You’ve likely heard experts in the agricultural industry envisioning the future of food before. Researchers are trying to grow food in space, underwater, and even in the Arctic. For example, one team is trying to grow food through floating cow farms. Yes, really. Floating agricultural farms could give us a way to fight climate change and provide urban settings with locally-grown produce. There are already real-life floating cow farms with animals that could soon be coming to a city near you.
The science and other stuff to know
The world’s population is growing at an alarming rate, and the amount of available fertile agricultural land is becoming scarce as sea levels rise and droughts become more rampant. For these reasons, floating dairy farms can prove helpful, as they can produce sustainable food to match the global demand.
Inspired by the 2012 food shortages crisis witnessed in New York following Hurricane Sandy, Peter van Wingerden and his wife proposed installing a sustainable daily farm that floats on the sea. They named it Floating Farm.
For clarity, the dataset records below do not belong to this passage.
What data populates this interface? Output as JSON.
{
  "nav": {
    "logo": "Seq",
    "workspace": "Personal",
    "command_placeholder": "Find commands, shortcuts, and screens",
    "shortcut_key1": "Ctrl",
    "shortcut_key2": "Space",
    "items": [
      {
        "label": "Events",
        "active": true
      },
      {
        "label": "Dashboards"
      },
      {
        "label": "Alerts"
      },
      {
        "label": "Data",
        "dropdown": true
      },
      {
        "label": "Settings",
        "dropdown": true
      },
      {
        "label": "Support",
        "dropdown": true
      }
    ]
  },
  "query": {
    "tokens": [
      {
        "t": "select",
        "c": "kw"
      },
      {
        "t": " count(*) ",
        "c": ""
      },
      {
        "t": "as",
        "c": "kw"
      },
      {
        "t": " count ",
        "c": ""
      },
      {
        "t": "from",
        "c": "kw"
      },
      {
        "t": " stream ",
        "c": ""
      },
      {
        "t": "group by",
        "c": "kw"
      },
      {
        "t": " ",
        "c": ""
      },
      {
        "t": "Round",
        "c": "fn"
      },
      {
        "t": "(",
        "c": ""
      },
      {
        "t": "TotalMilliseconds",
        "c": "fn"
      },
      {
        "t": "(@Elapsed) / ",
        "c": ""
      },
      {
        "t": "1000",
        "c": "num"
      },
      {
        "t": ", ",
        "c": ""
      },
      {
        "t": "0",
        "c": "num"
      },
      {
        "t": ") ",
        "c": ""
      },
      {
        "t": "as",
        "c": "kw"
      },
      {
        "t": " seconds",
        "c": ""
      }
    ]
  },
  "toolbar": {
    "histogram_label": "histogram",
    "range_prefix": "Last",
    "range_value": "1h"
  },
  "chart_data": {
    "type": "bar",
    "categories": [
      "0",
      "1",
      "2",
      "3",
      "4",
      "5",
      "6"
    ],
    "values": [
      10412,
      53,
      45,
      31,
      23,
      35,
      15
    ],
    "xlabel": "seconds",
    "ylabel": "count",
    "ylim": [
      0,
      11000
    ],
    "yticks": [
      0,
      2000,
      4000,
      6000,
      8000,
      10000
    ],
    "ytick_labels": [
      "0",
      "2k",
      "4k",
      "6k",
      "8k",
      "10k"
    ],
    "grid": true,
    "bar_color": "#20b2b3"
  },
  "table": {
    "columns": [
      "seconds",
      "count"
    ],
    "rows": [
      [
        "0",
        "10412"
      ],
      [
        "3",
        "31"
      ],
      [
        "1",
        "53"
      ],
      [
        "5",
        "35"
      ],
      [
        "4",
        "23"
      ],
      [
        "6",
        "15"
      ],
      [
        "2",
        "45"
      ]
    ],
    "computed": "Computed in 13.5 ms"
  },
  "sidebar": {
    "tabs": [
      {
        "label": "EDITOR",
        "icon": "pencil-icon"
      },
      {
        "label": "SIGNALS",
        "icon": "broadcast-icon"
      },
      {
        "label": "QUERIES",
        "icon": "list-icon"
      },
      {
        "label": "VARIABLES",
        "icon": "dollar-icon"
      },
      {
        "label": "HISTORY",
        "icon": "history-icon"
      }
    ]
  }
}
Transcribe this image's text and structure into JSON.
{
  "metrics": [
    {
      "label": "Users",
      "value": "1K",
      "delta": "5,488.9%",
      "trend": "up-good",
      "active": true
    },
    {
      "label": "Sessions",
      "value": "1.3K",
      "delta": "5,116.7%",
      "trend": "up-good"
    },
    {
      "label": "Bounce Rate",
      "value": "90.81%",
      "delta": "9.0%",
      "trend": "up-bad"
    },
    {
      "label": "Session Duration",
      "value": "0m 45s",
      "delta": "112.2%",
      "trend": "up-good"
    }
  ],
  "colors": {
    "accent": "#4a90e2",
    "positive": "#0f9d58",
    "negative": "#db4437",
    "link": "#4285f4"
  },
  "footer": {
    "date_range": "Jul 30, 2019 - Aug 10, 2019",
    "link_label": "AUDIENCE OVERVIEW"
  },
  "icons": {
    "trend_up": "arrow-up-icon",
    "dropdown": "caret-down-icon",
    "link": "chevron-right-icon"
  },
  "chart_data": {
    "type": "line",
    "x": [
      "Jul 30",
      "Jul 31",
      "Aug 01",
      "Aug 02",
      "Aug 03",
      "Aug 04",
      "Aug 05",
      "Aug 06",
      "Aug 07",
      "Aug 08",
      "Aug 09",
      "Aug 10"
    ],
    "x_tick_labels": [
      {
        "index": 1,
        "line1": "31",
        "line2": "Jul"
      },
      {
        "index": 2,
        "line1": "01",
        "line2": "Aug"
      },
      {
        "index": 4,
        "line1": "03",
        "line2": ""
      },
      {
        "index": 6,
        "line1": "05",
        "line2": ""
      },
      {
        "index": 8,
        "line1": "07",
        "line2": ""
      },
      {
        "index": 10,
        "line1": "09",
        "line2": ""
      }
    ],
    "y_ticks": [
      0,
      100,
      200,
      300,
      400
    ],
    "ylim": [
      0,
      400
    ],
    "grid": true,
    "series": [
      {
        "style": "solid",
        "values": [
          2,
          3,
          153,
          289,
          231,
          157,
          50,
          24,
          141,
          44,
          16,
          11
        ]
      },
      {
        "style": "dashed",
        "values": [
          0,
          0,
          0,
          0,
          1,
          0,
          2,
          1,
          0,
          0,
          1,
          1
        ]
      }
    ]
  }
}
This farm is structured to follow circular design principles. It generates its own electricity from floating solar panels and provides fresh water to cows through an integrated rainwater collection and purification system.
Cows in the Floating Farm are fed with grass from local soccer fields, potato peels discarded by the french fry industry, and leftover bran from windmills. Their manure is used to create natural fertilizer. The farm also utilizes robots for automated milking, feeding, and data tracking.
In countries or cities where land is in short supply, floating farms make perfect sense, as they bring a new kind of urban smart farming that’s self-sufficient and sustainable. The idea is to give urban settings the ability to feed themselves. This feature makes them less reliant on costly transportation links, which produce harmful emissions and are increasingly vulnerable to disruption due to natural disasters and increasing international tensions.
Floating farms are also excellent ways to cut down on costs, time, and energy to deliver agricultural produce to urban areas, especially in cities that abut oceans, ports, rivers, or lakes. And in a massive storm or hurricane, these farms can easily be moved to new locations with minimal cost.
Located in Merwehaven, Rotterdam, Netherlands, the Floating Farm is aimed to encourage people to think about the possibilities of floating buildings. It has even inspired the Wingerdens to install a floating chicken farm and greenhouse.
While floating farms aren’t full-proof answers to the changes inflicted by the global climate crisis, they show how sustainable agriculture can have less impact on resources and the environment. Many cities, such as Singapore, are adopting this new farming technique.